"Attention ... the Failure of the Nashville dam is imminent. Please evacuate your home at this time. If you are in the grey box, you need [to] evacuate now!" said the Washington County Emergency Management Agency on its Facebook account.
As stated by officials, the Nashville City Reservoir Dam "has been overtopped with flood waters."
"The Red Cross has been activated," officials said in a separate post, adding that a shelter was being used in Nashville's West Walnut Street.
Nashville, located in Washington County, around 50 miles southeast of St. Louis has a population of around 3,100. The entire county – population slightly under 14,000 – was under a flash flood warning at the time the evacuation was called, according to the National Weather Service (NWS).
Officials also said between two to six inches of rain had fallen in the area over the past 24 hours before the evacuation order, and additional totals of 0.3 inches to one inch were possible for the warned area while adding that "life-threatening" flooding was ongoing. (Related: Montecito, California evacuated ahead of second wave of storms bringing rain, wind, flooding and mudslides.)
"Flash flooding is ongoing. Illinois State Police reported I-64 closed in both directions between mile markers 50 and 61," the NWS said.
Alex Haglund, a spokesperson with the Washington County Emergency Management Agency (EMA), told local news outlet KSDK-TV on July 16 that a secondary dam on the reservoir had failed.
Haglund noted that evacuation orders were able to reach 299 phones in Nashville and the nearby areas. Residents of at least 200 homes were able to evacuate to a nearby church. Many Nashville residents outside the evacuation area at the time of the order, including Haglund himself, were advised to remain outside the area.
The Army Corps of Engineers later examined the dam for safety with the use of a drone, the Washington County EMA said in an updated statement.
Authorities allowed residents who evacuated their homes to return on the night of July 16 after an inspection determined that the Nashville Reservoir Dam was safe.

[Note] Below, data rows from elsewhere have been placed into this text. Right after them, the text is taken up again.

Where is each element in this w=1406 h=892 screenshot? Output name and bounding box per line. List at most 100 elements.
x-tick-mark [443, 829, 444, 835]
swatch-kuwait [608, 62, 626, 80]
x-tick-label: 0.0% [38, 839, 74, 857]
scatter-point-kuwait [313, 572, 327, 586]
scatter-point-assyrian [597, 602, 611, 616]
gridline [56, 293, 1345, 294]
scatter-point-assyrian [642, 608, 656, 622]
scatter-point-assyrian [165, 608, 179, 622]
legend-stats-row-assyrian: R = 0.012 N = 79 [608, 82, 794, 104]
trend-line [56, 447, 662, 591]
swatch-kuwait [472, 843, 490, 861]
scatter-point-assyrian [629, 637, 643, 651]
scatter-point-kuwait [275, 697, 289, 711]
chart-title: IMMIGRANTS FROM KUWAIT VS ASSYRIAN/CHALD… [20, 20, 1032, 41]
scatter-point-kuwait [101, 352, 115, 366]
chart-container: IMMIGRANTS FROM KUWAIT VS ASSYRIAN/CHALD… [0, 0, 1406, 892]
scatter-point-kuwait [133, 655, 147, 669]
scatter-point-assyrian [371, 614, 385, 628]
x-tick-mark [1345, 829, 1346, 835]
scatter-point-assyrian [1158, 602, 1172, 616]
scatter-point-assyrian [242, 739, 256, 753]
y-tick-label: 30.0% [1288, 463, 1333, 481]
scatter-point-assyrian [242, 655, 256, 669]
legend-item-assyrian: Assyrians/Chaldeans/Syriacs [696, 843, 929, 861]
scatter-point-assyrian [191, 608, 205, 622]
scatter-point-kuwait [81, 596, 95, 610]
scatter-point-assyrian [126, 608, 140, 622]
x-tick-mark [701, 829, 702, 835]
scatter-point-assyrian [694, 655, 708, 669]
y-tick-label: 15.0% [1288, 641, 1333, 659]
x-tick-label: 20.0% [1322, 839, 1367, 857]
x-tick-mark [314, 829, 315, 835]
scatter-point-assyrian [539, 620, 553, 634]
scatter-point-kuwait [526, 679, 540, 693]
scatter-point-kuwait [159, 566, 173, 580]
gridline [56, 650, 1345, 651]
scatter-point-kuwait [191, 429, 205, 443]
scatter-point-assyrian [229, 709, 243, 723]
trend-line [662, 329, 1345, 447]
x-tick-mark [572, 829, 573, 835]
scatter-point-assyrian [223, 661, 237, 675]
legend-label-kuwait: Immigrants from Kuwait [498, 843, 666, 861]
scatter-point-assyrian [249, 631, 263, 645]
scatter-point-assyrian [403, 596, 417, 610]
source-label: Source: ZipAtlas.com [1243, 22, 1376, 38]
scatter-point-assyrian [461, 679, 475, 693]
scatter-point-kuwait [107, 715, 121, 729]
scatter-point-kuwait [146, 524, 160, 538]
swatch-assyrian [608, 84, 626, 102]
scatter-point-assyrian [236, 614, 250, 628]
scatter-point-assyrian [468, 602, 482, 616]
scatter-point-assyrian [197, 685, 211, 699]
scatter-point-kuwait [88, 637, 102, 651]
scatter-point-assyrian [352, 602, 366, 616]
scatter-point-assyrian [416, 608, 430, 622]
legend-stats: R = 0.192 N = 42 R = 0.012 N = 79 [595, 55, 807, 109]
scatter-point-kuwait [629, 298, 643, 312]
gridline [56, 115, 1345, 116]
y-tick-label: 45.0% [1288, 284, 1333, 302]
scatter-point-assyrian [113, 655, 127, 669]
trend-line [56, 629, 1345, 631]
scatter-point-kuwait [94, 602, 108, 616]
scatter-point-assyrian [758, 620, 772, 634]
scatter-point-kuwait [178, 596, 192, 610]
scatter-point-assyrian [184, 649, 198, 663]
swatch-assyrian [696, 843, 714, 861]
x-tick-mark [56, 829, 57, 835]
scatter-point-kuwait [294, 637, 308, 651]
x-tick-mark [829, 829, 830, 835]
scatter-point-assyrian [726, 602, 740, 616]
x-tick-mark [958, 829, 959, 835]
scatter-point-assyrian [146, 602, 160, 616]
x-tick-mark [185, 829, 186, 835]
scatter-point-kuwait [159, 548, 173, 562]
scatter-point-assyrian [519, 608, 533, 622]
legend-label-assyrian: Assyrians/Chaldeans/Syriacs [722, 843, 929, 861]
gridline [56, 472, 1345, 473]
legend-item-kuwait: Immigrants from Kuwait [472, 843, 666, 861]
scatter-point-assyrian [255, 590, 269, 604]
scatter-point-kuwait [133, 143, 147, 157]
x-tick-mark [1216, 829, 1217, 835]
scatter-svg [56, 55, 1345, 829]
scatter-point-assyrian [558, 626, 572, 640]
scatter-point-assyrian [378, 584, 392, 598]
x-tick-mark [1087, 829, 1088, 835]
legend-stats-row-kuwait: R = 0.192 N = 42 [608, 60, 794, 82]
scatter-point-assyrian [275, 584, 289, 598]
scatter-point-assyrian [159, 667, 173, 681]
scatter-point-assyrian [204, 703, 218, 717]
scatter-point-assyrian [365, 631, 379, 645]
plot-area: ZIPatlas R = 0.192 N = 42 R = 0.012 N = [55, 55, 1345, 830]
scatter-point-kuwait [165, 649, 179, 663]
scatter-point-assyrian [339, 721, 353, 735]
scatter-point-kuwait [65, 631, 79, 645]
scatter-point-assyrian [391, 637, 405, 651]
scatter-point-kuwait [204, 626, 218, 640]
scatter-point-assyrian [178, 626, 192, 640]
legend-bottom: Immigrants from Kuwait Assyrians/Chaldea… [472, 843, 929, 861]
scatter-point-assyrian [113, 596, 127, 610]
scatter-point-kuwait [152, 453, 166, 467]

"At this time, without further rain, the immediate safety concern has passed. The secondary dam reacted as designed, helping prevent a full dam failure," the agency stated. It added that repairs will have to be completed soon to "maintain the integrity of the dam."
"Currently, we have a lot of other flooding that's not related to the dam, and that has made it so that there are no major road routes that are consistently accessible in our county," Haglund stated.
During the emergency, the county activated Red Cross assistance and established an evacuation center at a church, while emergency management worked to repair the dam. No injuries have been reported, but county officials cited considerable property damage from the flooding.
Footage from Nashville shows cars inundated by floodwaters, and water creeping up and into homes and other buildings. Those who had to evacuate sometimes had to wade through waist-deep waters. One woman had to be rescued from her home due to mobility issues.
A flood watch warning stayed in effect through July 17.
The rainfall that affected the area was one of a series of storms that swept across the state and was part of a bigger system that caused tornadoes and tornado warnings in other areas, including in Chicago and in Des Moines, Iowa.